In looking at the evidence concerning the hardship of the appellant, it is difficult to categorize the record as anything besides hardship of a purely economic nature. The Commonwealth Court has repeatedly rejected such claims of hardship after Hertzberg saying the case “did not make dimensional requirements ‘free-fire zones’ for which variances could be granted when the party seeking the variance merely articulated a reason that it would be financially ‘hurt’ if it could not do what it wanted to do with the property...” Society Created to Reduce Urban Blight v. Zoning Board of Adjustment, 771 A.2d 874, 877-78 (Pa. Commw. 2001). Even more recently in Lamar Advantage GPCo. v. Zoning Hearing Board of Adjustment, the court has reaffirmed their position to “reject requests *576for dimensional variances where proof of hardship is lacking...or where the asserted hardship amounted to a landowner’s mere desire to increase profitability, the unnecessary hardship criterion required to obtain a variance was not satisfied even under” the Hertzberg standard. Lamar, 997 A.2d 423, 445 (Pa. Commw. 2010).
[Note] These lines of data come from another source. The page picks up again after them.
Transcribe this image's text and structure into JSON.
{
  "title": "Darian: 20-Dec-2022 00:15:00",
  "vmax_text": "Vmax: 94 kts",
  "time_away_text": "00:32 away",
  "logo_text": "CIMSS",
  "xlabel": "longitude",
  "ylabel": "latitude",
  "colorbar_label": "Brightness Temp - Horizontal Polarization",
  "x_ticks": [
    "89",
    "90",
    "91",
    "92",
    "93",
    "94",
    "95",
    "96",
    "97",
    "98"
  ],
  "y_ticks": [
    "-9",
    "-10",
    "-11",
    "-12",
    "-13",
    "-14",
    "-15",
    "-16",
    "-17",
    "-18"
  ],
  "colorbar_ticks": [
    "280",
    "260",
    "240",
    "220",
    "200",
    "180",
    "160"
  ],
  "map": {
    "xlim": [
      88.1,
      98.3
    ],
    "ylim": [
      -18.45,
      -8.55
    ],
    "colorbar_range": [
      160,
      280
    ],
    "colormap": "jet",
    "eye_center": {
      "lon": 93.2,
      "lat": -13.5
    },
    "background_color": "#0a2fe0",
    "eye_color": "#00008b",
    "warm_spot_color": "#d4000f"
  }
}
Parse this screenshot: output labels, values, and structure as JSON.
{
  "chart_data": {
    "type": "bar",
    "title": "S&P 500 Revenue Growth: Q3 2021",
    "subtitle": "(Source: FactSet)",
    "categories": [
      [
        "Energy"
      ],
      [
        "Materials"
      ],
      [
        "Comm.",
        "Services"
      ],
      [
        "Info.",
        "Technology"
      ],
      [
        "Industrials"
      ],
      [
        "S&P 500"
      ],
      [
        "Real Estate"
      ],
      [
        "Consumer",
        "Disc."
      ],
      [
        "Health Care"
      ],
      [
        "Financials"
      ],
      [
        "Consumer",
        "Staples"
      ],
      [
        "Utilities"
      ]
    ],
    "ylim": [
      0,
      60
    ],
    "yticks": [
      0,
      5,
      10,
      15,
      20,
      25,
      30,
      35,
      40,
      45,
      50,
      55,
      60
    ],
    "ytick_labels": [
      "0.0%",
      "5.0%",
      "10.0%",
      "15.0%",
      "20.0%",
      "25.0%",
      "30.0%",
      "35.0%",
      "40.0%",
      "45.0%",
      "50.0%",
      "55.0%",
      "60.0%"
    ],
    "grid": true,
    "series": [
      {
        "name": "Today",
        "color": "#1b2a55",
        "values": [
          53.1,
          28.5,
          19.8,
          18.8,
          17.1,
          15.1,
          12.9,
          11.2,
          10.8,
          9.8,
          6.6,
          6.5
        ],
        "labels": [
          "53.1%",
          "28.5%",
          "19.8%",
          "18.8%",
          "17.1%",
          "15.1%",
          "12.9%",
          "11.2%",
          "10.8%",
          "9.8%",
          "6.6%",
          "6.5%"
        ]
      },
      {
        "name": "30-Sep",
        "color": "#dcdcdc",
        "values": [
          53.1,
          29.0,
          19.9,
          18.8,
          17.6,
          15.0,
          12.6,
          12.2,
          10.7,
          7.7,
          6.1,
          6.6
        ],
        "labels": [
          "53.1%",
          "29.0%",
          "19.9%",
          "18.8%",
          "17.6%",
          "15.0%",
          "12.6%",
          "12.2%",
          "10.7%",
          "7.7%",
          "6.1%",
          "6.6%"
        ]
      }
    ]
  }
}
Given the deficiencies found in the evidence supporting the above findings of fact, this court cannot find that the supplemental findings of fact are supported by substantial evidence in the record, and thus, the same can be said for the supplemental conclusions of law which were derived from the findings as to the appellant’s alleged hardship. It is the landowner/petitioner for the requested variance that “bears the heavy burden of proving that [they] sufferQ from an unnecessary hardship” and the appellant did not carry that burden from the evidence presented in the record at the ZBA hearing. Doris Terry Revocable Living Trust v. Zoning Bd. Of Adjustment Pittsburgh, 873 A.2d 57, 61 (Pa. Commw. 2005).

CONCLUSION

Overall, in looking at the record, this court cannot affirm the decision of the ZBA in granting the requested variances. This court found that the ZBA decided the matter without substantial evidence found in the record to support the findings of fact and conclusions of law concerning undue hardship.

Accordingly, for the reasons stated above, this appeal should be denied.